WORKERS at a Serbian shipping company blocked the Danube river near northern city Novi Sad on Thursday in a protest over wage arrears, forcing authorities to halt navigation in the area and cutting off an important European supply waterway.
The Danube connects Western Europe with the Black Sea and is vital for economies of Germany, Austria, Slovakia, Hungary, Croatia, Serbia and Romania, through which it flows.
The river blockade has also prevented access to the Novi Sad's oil refinery run by the NIS, Serbia's top fuel producer and supplier, owned by Russia's Gazprom.
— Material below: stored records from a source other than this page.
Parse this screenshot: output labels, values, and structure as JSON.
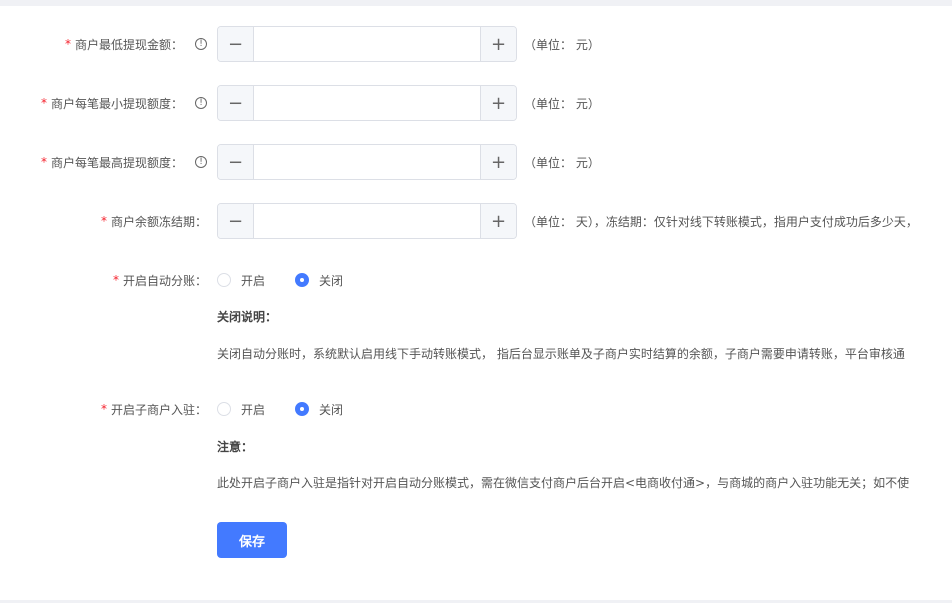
{
  "fields": [
    {
      "label": "商户最低提现金额：",
      "info": true,
      "value": "",
      "unit": "（单位： 元）"
    },
    {
      "label": "商户每笔最小提现额度：",
      "info": true,
      "value": "",
      "unit": "（单位： 元）"
    },
    {
      "label": "商户每笔最高提现额度：",
      "info": true,
      "value": "",
      "unit": "（单位： 元）"
    },
    {
      "label": "商户余额冻结期：",
      "info": false,
      "value": "",
      "unit": "（单位： 天），冻结期：仅针对线下转账模式，指用户支付成功后多少天，"
    }
  ],
  "required_mark": "*",
  "info_icon": "ⓘ",
  "minus": "−",
  "plus": "+",
  "auto_split": {
    "label": "开启自动分账：",
    "options": [
      "开启",
      "关闭"
    ],
    "selected": "关闭",
    "note_title": "关闭说明：",
    "note_text": "关闭自动分账时，系统默认启用线下手动转账模式， 指后台显示账单及子商户实时结算的余额，子商户需要申请转账，平台审核通"
  },
  "sub_merchant": {
    "label": "开启子商户入驻：",
    "options": [
      "开启",
      "关闭"
    ],
    "selected": "关闭",
    "note_title": "注意：",
    "note_text": "此处开启子商户入驻是指针对开启自动分账模式，需在微信支付商户后台开启<电商收付通>，与商城的商户入驻功能无关；如不使"
  },
  "save_label": "保存",
  "colors": {
    "primary": "#437aff",
    "required": "#f5222d"
  }
}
Employees of the Dunav Agregati river shipping company anchored ships and barges in the middle of the navigable channel outside the city, about 70 kilometres (50 miles) north of the capital Belgrade, for the second time this year.
In April, they also halted navigation along the Danube over unpaid wages and benefits, now overdue for more than six months.
"We will not give up this time ... we have no other solution," said Novica Cvetkovic, a ship captain and a union activist. "This time we want all our wages as we are on the verge of existence."
The Socialist-led Serbian government that came to power in July has been unable to calm rising social discontent with an economic downturn and austerity measures.
Separately on Thursday, dozens of agricultural engineers rallied in downtown Belgrade demanding to get back jobs that were taken from them by the new government last month.
The previous Democrats-led government had hired about 1,600 agricultural engineers to help farmers improve production halved by drought this summer, but the new government fired them to make savings.